I would like to study Sylow 2-subgroups of $S_{2^n}$. I studied Sylow 2-subgroups of $D_n$, but I couldn't find reference for $S_{2^n}$. Could anyone explain about Sylow 2-subgroups of $S_{2^n}$?

Thank you.

Answer 1

I will explain the $p$-Sylow subgroup of any $S_n$. This requires understanding wreath powers.

Consider a perfect $k$-level $p$-ary rooted tree. That is, each node has $p$ child nodes, starting with one node at level $0$ and a total of $p^k$ nodes at level $k$. Below we have a $2$-level $3$-ary rooted tree depicted.

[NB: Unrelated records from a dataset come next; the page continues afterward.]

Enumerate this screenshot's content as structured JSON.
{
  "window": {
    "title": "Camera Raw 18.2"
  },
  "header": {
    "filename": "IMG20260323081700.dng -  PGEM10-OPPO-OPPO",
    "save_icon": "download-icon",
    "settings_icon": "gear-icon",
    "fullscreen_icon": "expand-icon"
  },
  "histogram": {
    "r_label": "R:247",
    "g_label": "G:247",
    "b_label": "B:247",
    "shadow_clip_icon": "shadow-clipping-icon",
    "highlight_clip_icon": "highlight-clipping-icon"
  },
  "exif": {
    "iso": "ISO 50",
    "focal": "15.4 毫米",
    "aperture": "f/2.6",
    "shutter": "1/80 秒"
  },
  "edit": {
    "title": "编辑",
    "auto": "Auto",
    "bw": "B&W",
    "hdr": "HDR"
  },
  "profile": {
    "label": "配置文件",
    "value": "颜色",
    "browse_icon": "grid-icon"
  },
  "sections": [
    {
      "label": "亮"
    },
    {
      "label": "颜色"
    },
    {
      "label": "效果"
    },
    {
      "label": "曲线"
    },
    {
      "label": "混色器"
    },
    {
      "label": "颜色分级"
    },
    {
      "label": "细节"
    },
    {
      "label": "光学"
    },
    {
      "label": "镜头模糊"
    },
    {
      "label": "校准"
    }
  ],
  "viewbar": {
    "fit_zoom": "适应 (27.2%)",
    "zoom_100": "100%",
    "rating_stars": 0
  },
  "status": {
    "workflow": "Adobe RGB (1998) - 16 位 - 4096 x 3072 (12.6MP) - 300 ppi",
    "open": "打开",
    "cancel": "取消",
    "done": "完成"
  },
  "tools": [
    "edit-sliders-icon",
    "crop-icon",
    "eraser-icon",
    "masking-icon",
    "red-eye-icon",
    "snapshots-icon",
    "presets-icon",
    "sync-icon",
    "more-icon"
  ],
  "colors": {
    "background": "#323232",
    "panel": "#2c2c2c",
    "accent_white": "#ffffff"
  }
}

Label the nodes at the bottom level $1$ thru $p^k$. Any automorphism of the tree corresponds to a permutation of the labels $\{1,\cdots,p^k\}$. Consider all automorphisms that come from cycling, in order, all leaves emanating from a given node (rather than an arbitrary permutation of them).

In the picture above, we get three separate cyclic groups generated by $(123)$, $(456)$, $(789)$ (which then form an internal direct product within $S_9$), but cycling the nodes directly below the root (and dragging their children with them) yields a cyclic group generated by $(147)(258)(369)$. The direct product of the first three cyclic groups and the latter cyclic group form a semidirect product, $(C_3\times C_3\times C_3)\rtimes C_3$, within $S_9$. This is called a wreath product, denoted $C_3\wr C_3$.

If a group $H$ acts on a set $\Omega$ used to index copies of $G$ in a direct product $\prod_\Omega G$, then the wreath product $G\wr_\Omega H$ is a semidirect product of $\prod_\Omega G$ and $H$, where conjugating $\prod_\Omega G$ by $H$ amounts to $H$ permuting the coordinates of $\prod_\Omega G$ according to how $H$ acts on $\Omega$. Thus, it has cardinality $|G\wr_\Omega H|=|G|^{|\Omega|}|H|$. If the set $\Omega$ is understood from context it can be dropped from the notation to write $G\wr H$.

In general th cycling automorphisms generate a subgroup which is a wreath power

$$ C_p^{\wr k} : = \underbrace{C_p\wr C_p\wr C_p\cdots\wr C_p}_k $$

(wreath products are associative up to isomorphism, so I didn't bother parenthesizing). By induction and the geometric sum formula, this has cardinality $|C_p^{\wr k}|=p^{p^{k-1}+\cdots+p+1}=p^{(p^k-1)/(p-1)}$.

The $p$-Sylow subgroup of $S_n$ can be determined from $n$'s base-$p$ expansion:

$$ n = \sum a_k p^k \\ P = \prod a_k C_p^{\wr k} $$

Above, we adopt the notation $mG:=\overbrace{G\times\cdots G}^m$ for notational suggestiveness. To see how $P$ is a subgroup of $S_n$, consider drawing $a_k$-many perfect $k$-level $p$-ary rooted trees then labelling all of their lowest level nodes $1$ thru $n$. To see it's a Sylow subgroup, check it's the correct size using Legendre's formula.